Antibodies against CD47, an antiphagocytic cell surface molecule produced by some cancer cells, could be an effective treatment for paediatric brain tumours, according to new research. Anti-CD47 antibodies enabled phagocytes to selectively engulf tumour cells without damaging the surrounding healthy cells.

Credit: Philip Patenall/Macmillan Publishers Limited

Paediatric malignant brain tumours have the highest mortality of all childhood cancer, and treatment options are limited, especially in high-grade gliomas such as glioblastoma and diffuse intrinsic pontine glioma (DIPG), which exhibit rapid progression and carry a poor prognosis. Limited treatments are available for paediatric embryonal tumours such as medulloblastoma, atypical tetratoid rhabdoid tumour (ATRT) and primitive neuroectodermal tumour (PNET), but the therapies themselves cause permanent physical and intellectual disability.

A research team led by Siddhartha Mitra, Sharareh Gholamin and Samuel Cheshier set out to develop an effective antitumour drug for paediatric patients that would have limited adverse effects against healthy brain cells, so as to minimize the toxic effects of treatment in these patients. The team investigated the effect of blocking CD47, a protein that enables some cancer cells to evade the innate immune system by binding to signal regulatory protein α (SIRPα), an inhibitory receptor present on the surface of myeloid cells. “The binding of CD47 to SIRPα imparts a 'don't eat me' signal to macrophages,” explains Mitra. “Blocking the CD47–SIRPα signalling axis suppresses the 'don't eat me' signal and enables efficient phagocytosis in all cancers tested to date. Normal healthy cells do not express the requisite 'eat me' signals; thus, blockade of CD47–SIRPα interaction does not induce phagocytosis of normal cells.”

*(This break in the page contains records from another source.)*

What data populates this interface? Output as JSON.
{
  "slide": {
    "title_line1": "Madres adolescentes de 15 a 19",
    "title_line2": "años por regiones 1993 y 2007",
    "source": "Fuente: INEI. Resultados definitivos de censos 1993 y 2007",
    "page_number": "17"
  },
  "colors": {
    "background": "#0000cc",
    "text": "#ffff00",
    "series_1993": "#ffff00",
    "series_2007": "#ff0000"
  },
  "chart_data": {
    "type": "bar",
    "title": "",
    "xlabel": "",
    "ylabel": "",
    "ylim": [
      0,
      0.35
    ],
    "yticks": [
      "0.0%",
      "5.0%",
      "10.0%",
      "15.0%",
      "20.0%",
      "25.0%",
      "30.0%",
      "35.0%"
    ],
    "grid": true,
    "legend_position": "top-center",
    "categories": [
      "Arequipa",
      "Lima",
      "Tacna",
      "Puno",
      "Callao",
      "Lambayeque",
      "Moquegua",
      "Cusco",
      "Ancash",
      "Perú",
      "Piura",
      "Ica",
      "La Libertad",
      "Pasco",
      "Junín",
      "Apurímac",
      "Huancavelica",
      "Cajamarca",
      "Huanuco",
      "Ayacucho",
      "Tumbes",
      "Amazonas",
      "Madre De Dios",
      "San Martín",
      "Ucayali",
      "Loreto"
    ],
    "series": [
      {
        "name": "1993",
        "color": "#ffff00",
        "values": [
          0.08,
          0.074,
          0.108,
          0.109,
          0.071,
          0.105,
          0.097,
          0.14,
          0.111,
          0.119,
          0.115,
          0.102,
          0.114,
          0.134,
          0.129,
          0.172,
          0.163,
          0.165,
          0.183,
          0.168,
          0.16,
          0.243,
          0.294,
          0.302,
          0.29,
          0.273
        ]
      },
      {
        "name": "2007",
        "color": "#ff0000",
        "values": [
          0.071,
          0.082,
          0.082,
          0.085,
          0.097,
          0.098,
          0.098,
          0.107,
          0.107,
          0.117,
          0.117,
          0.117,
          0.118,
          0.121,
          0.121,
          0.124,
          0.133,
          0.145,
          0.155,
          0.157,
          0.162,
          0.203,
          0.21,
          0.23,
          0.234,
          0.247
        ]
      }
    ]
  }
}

The researchers made a mouse xenograft model of paediatric brain cancer by transplanting medulloblastoma cells into the cerebellum of immunodeficient mice that lacked B cells, T cells and natural killer cells, but had phagocytic macrophages and microglia. Treatment of these mice with a humanized anti-CD47 antibody (Hu5F9-G4) resulted in reduced tumour volume, clearance of leptomeningeal metastatic disease and increased survival compared with mice that received a control treatment. Immunohistochemical analysis of the xenograft mouse brains showed recruitment of macrophages in Hu5F9-G4-treated mice, but not in control-treated mice. Furthermore, Hu5F9-G4 reduced tumour volume and increased survival in mice with grafts of ATRT, PNET, DIPG and paediatric glioblastoma tumour cells.

Blocking the CD47–SIRPα signalling axis suppresses the 'don't eat me' signal

Importantly, the team showed that Hu5F9-G4 treatment did not result in phagocytosis of normal brain cells: in a mixed culture of medulloblastoma cells, normal human neuronal progenitor cells (NPCs) and macrophages, Hu5F9-G4 treatment resulted in a sevenfold higher phagocytosis rate of tumour cells than of NPCs.

To determine how other immune cells might affect the safety and efficacy of the treatment, the investigators examined the effect of blocking CD47 signalling in an immunocompetent system. In wild-type mice implanted with a mouse high-grade glioma cell line, treatment with a mouse anti-CD47 antibody was associated with reduced tumour size and increased survival. Immunostaining of the brains of these mice showed that anti-CD47 antibody treatment was associated with an increase in the number of macrophages around the tumour site, but no evidence of neuronal damage or gliosis was detected.

These findings indicate that anti-CD47 antibodies could provide a much-needed safe treatment for malignant paediatric brain tumours. The team are now looking ahead to human studies and plan to test the safety of anti-CD47 antibodies in phase I clinical trials.